In 1996, four students – Marcel A. Agüeros, Michael Maldonado, Heather Starr and Joaquin Ochoa – launched a hunger strike in an attempt to force the University to allocate more funding to Ethnic Studies and restructure the Core Curriculum to include more rigorous, non-Western and critical perspectives.

African-American Studies Professor Manning Marable was among the faculty who voiced support. Addressing an audience of 200 at St. Paul's Chapel, Marable urged faculty, administrators and students to reflect on what the Core is supposed to be about instead of simply adding or deleting books. "We're not throwing out things," he said. "We're talking about a different perspective."

After two weeks of striking, the occupation of Hamilton Hall and six days of negotiations, the administration conceded to several of the strikers' demands.
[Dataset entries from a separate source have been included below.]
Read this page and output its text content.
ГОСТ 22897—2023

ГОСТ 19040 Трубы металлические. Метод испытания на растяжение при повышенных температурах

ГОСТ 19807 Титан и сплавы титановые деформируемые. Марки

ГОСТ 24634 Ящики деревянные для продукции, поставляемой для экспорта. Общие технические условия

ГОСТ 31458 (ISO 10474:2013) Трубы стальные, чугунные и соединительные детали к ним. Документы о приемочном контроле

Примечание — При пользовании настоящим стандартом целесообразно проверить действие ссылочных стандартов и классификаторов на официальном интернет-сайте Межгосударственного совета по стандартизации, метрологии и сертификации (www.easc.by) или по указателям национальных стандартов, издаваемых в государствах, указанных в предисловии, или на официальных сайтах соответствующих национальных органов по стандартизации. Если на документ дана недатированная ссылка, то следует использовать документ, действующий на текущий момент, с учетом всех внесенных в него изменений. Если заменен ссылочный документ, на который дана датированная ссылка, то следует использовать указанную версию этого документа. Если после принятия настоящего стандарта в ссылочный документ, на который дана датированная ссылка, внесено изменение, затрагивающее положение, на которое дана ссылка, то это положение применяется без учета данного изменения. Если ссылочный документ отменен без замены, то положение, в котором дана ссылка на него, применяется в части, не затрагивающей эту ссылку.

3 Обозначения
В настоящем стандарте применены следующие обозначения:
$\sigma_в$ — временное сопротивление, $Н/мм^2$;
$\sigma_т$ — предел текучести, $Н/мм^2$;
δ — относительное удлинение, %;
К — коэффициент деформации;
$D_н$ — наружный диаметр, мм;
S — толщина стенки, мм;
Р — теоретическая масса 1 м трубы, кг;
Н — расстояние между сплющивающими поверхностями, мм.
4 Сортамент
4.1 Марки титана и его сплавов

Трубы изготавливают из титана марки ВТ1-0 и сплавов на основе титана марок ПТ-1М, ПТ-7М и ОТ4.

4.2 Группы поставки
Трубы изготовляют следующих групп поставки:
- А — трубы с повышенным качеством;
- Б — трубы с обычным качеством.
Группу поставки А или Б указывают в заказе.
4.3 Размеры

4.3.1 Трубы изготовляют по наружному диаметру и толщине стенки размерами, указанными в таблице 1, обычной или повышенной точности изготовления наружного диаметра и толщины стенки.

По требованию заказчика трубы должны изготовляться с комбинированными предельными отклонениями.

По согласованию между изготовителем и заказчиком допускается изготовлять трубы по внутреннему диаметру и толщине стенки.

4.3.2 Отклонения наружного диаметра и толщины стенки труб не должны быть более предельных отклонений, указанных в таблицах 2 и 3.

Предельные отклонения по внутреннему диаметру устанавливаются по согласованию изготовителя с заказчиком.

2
They agreed to hire two professors in Asian Studies and another in Latino Studies, and to formally consider expanding Ethnic Studies into a full-fledged degree- granting department. The University would also review the Extended Core/ Major Cultures requirement and redouble efforts to create rigorous seminar-style courses.

The Center for the Study of Ethnicity and Race was created in 1999 and today offers a major in Ethnicity & Race Studies, with tracks in Asian-American, Latino and Native-American/Indigenous Studies.